Deceptively hard about 2/3 to 3/4 of the way up, but the gear is good all the way. Carry a BD #2 to protect the crux - easy falls into air.
By Fan Z.
From: Washington, DC
Jun 3, 2014
rating: 5.9+ 5c 17 VI 17 E1 5a

Great climb. I found it very tempting to get drawn into the easier terrain of White Arete to the left about 1/2-2/3 of the way up.

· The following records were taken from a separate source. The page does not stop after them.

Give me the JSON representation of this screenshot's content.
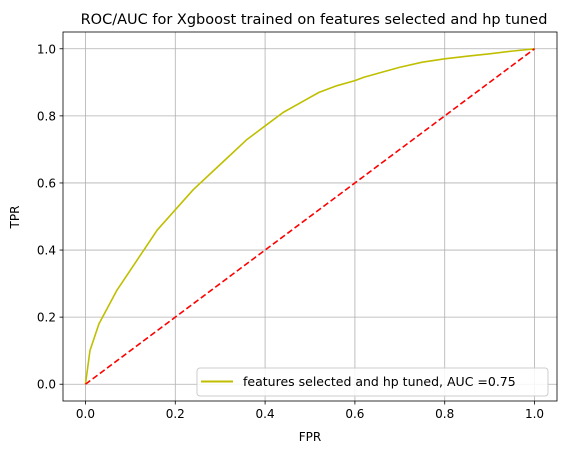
{
  "chart_data": {
    "type": "line",
    "title": "ROC/AUC for Xgboost trained on features selected and hp tuned",
    "xlabel": "FPR",
    "ylabel": "TPR",
    "xlim": [
      -0.05,
      1.05
    ],
    "ylim": [
      -0.05,
      1.05
    ],
    "xticks": [
      0.0,
      0.2,
      0.4,
      0.6,
      0.8,
      1.0
    ],
    "yticks": [
      0.0,
      0.2,
      0.4,
      0.6,
      0.8,
      1.0
    ],
    "x_tick_labels": [
      "0.0",
      "0.2",
      "0.4",
      "0.6",
      "0.8",
      "1.0"
    ],
    "y_tick_labels": [
      "0.0",
      "0.2",
      "0.4",
      "0.6",
      "0.8",
      "1.0"
    ],
    "grid": true,
    "legend_position": "lower right",
    "series": [
      {
        "name": "features selected and hp tuned, AUC =0.75",
        "color": "#bfbf00",
        "style": "solid",
        "x": [
          0.0,
          0.01,
          0.02,
          0.03,
          0.05,
          0.07,
          0.1,
          0.13,
          0.16,
          0.2,
          0.24,
          0.28,
          0.32,
          0.36,
          0.4,
          0.44,
          0.48,
          0.52,
          0.56,
          0.6,
          0.62,
          0.66,
          0.7,
          0.75,
          0.8,
          0.85,
          0.9,
          0.95,
          1.0
        ],
        "y": [
          0.0,
          0.1,
          0.14,
          0.18,
          0.23,
          0.28,
          0.34,
          0.4,
          0.46,
          0.52,
          0.58,
          0.63,
          0.68,
          0.73,
          0.77,
          0.81,
          0.84,
          0.87,
          0.89,
          0.905,
          0.915,
          0.93,
          0.945,
          0.96,
          0.97,
          0.978,
          0.985,
          0.993,
          1.0
        ]
      },
      {
        "color": "#ff0000",
        "style": "dashed",
        "x": [
          0.0,
          1.0
        ],
        "y": [
          0.0,
          1.0
        ]
      }
    ]
  }
}
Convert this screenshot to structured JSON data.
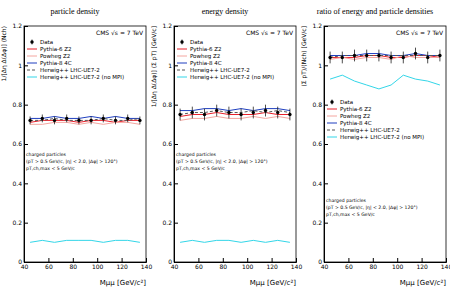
{
  "chart_data": [
    {
      "type": "line",
      "title": "particle density",
      "x_label": "Mμμ [GeV/c²]",
      "y_label": "1/[Δη Δ(Δφ)] ⟨Nch⟩",
      "x": [
        45,
        55,
        65,
        75,
        85,
        95,
        105,
        115,
        125,
        135
      ],
      "xlim": [
        40,
        140
      ],
      "xticks": [
        40,
        60,
        80,
        100,
        120,
        140
      ],
      "ylim": [
        0,
        1.2
      ],
      "yticks": [
        0,
        0.2,
        0.4,
        0.6,
        0.8,
        1,
        1.2
      ],
      "legend": "top-left",
      "annotations": [
        "CMS  √s = 7 TeV",
        "charged particles",
        "(pT > 0.5 GeV/c, |η| < 2.0, |Δφ| > 120°)",
        "pT,ch,max < 5 GeV/c"
      ],
      "series": [
        {
          "name": "Data",
          "type": "scatter",
          "color": "#000000",
          "marker": "circle",
          "values": [
            0.72,
            0.73,
            0.72,
            0.73,
            0.72,
            0.72,
            0.73,
            0.72,
            0.73,
            0.72
          ],
          "errors": [
            0.02,
            0.02,
            0.02,
            0.02,
            0.02,
            0.02,
            0.02,
            0.02,
            0.02,
            0.02
          ]
        },
        {
          "name": "Pythia-6 Z2",
          "type": "line",
          "color": "#e8202a",
          "line_style": "solid",
          "values": [
            0.71,
            0.72,
            0.72,
            0.72,
            0.71,
            0.72,
            0.72,
            0.71,
            0.72,
            0.72
          ]
        },
        {
          "name": "Powheg Z2",
          "type": "line",
          "color": "#f4a6a0",
          "line_style": "solid",
          "values": [
            0.7,
            0.7,
            0.71,
            0.71,
            0.7,
            0.71,
            0.7,
            0.71,
            0.71,
            0.7
          ]
        },
        {
          "name": "Pythia-8 4C",
          "type": "line",
          "color": "#1f3fbf",
          "line_style": "solid",
          "values": [
            0.73,
            0.73,
            0.74,
            0.73,
            0.73,
            0.74,
            0.73,
            0.74,
            0.73,
            0.73
          ]
        },
        {
          "name": "Herwig++ LHC-UE7-2",
          "type": "line",
          "color": "#555555",
          "line_style": "dashed",
          "values": [
            0.72,
            0.72,
            0.73,
            0.72,
            0.72,
            0.72,
            0.73,
            0.72,
            0.72,
            0.73
          ]
        },
        {
          "name": "Herwig++ LHC-UE7-2 (no MPI)",
          "type": "line",
          "color": "#33d6e8",
          "line_style": "solid",
          "values": [
            0.1,
            0.11,
            0.1,
            0.11,
            0.11,
            0.11,
            0.1,
            0.11,
            0.11,
            0.1
          ]
        }
      ]
    },
    {
      "type": "line",
      "title": "energy density",
      "x_label": "Mμμ [GeV/c²]",
      "y_label": "1/[Δη Δ(Δφ)] ⟨Σ pT⟩ [GeV/c]",
      "x": [
        45,
        55,
        65,
        75,
        85,
        95,
        105,
        115,
        125,
        135
      ],
      "xlim": [
        40,
        140
      ],
      "xticks": [
        40,
        60,
        80,
        100,
        120,
        140
      ],
      "ylim": [
        0,
        1.2
      ],
      "yticks": [
        0,
        0.2,
        0.4,
        0.6,
        0.8,
        1,
        1.2
      ],
      "legend": "top-left",
      "annotations": [
        "CMS  √s = 7 TeV",
        "charged particles",
        "(pT > 0.5 GeV/c, |η| < 2.0, |Δφ| > 120°)",
        "pT,ch,max < 5 GeV/c"
      ],
      "series": [
        {
          "name": "Data",
          "type": "scatter",
          "color": "#000000",
          "marker": "circle",
          "values": [
            0.75,
            0.76,
            0.75,
            0.77,
            0.76,
            0.75,
            0.76,
            0.77,
            0.76,
            0.75
          ],
          "errors": [
            0.03,
            0.03,
            0.03,
            0.03,
            0.03,
            0.03,
            0.03,
            0.03,
            0.03,
            0.03
          ]
        },
        {
          "name": "Pythia-6 Z2",
          "type": "line",
          "color": "#e8202a",
          "line_style": "solid",
          "values": [
            0.74,
            0.75,
            0.75,
            0.76,
            0.75,
            0.75,
            0.75,
            0.76,
            0.75,
            0.75
          ]
        },
        {
          "name": "Powheg Z2",
          "type": "line",
          "color": "#f4a6a0",
          "line_style": "solid",
          "values": [
            0.72,
            0.73,
            0.73,
            0.74,
            0.73,
            0.73,
            0.74,
            0.73,
            0.74,
            0.73
          ]
        },
        {
          "name": "Pythia-8 4C",
          "type": "line",
          "color": "#1f3fbf",
          "line_style": "solid",
          "values": [
            0.77,
            0.77,
            0.78,
            0.78,
            0.77,
            0.78,
            0.77,
            0.78,
            0.78,
            0.77
          ]
        },
        {
          "name": "Herwig++ LHC-UE7-2",
          "type": "line",
          "color": "#555555",
          "line_style": "dashed",
          "values": [
            0.75,
            0.76,
            0.76,
            0.77,
            0.76,
            0.76,
            0.77,
            0.76,
            0.77,
            0.76
          ]
        },
        {
          "name": "Herwig++ LHC-UE7-2 (no MPI)",
          "type": "line",
          "color": "#33d6e8",
          "line_style": "solid",
          "values": [
            0.1,
            0.11,
            0.1,
            0.11,
            0.11,
            0.1,
            0.11,
            0.1,
            0.11,
            0.1
          ]
        }
      ]
    },
    {
      "type": "line",
      "title": "ratio of energy and particle densities",
      "x_label": "Mμμ [GeV/c²]",
      "y_label": "⟨Σ pT⟩/⟨Nch⟩ [GeV/c]",
      "x": [
        45,
        55,
        65,
        75,
        85,
        95,
        105,
        115,
        125,
        135
      ],
      "xlim": [
        40,
        140
      ],
      "xticks": [
        40,
        60,
        80,
        100,
        120,
        140
      ],
      "ylim": [
        0,
        1.2
      ],
      "yticks": [
        0,
        0.2,
        0.4,
        0.6,
        0.8,
        1,
        1.2
      ],
      "legend": "middle-left",
      "annotations": [
        "CMS  √s = 7 TeV",
        "charged particles",
        "(pT > 0.5 GeV/c, |η| < 2.0, |Δφ| > 120°)",
        "pT,ch,max < 5 GeV/c"
      ],
      "series": [
        {
          "name": "Data",
          "type": "scatter",
          "color": "#000000",
          "marker": "circle",
          "values": [
            1.04,
            1.04,
            1.05,
            1.05,
            1.05,
            1.04,
            1.04,
            1.06,
            1.04,
            1.05
          ],
          "errors": [
            0.03,
            0.03,
            0.03,
            0.03,
            0.03,
            0.03,
            0.03,
            0.03,
            0.03,
            0.03
          ]
        },
        {
          "name": "Pythia-6 Z2",
          "type": "line",
          "color": "#e8202a",
          "line_style": "solid",
          "values": [
            1.04,
            1.04,
            1.04,
            1.05,
            1.05,
            1.04,
            1.04,
            1.05,
            1.05,
            1.04
          ]
        },
        {
          "name": "Powheg Z2",
          "type": "line",
          "color": "#f4a6a0",
          "line_style": "solid",
          "values": [
            1.03,
            1.04,
            1.03,
            1.04,
            1.04,
            1.03,
            1.05,
            1.04,
            1.04,
            1.04
          ]
        },
        {
          "name": "Pythia-8 4C",
          "type": "line",
          "color": "#1f3fbf",
          "line_style": "solid",
          "values": [
            1.05,
            1.05,
            1.05,
            1.06,
            1.06,
            1.05,
            1.05,
            1.06,
            1.05,
            1.05
          ]
        },
        {
          "name": "Herwig++ LHC-UE7-2",
          "type": "line",
          "color": "#555555",
          "line_style": "dashed",
          "values": [
            1.04,
            1.05,
            1.05,
            1.05,
            1.05,
            1.05,
            1.05,
            1.05,
            1.05,
            1.05
          ]
        },
        {
          "name": "Herwig++ LHC-UE7-2 (no MPI)",
          "type": "line",
          "color": "#33d6e8",
          "line_style": "solid",
          "values": [
            0.93,
            0.95,
            0.92,
            0.9,
            0.88,
            0.9,
            0.95,
            0.93,
            0.92,
            0.9
          ]
        }
      ]
    }
  ]
}
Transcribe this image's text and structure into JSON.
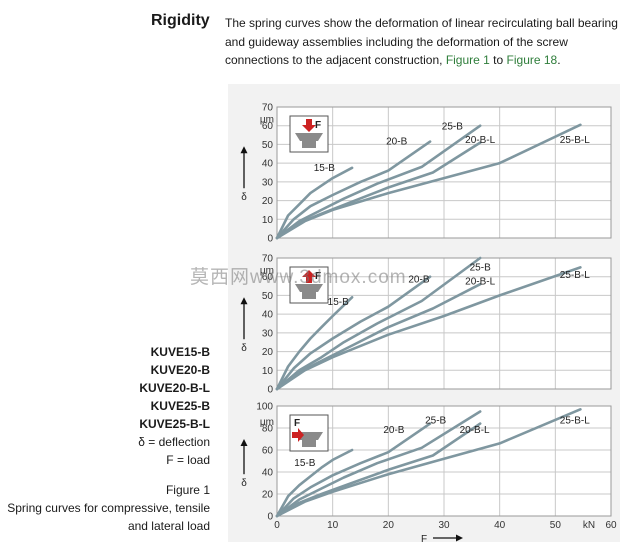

An easy anchor set up would be a couple of 20' cordelettes slung around the boulder at the top, with a couple of nylon runners for extension over the final roof with the hand crack.
By t0dd
Jun 29, 2014
rating: 5.9 5c 17 VI 17 HVS 5a

This climb is great and pumpy! has great placement throughout, but can definitely be TR'd too. very fun.
By Eli Buzzell
From: Rumney
Jan 3, 2015

The unnecessary fist jam in the top is amazing! You can comfortably deadhang from it for days!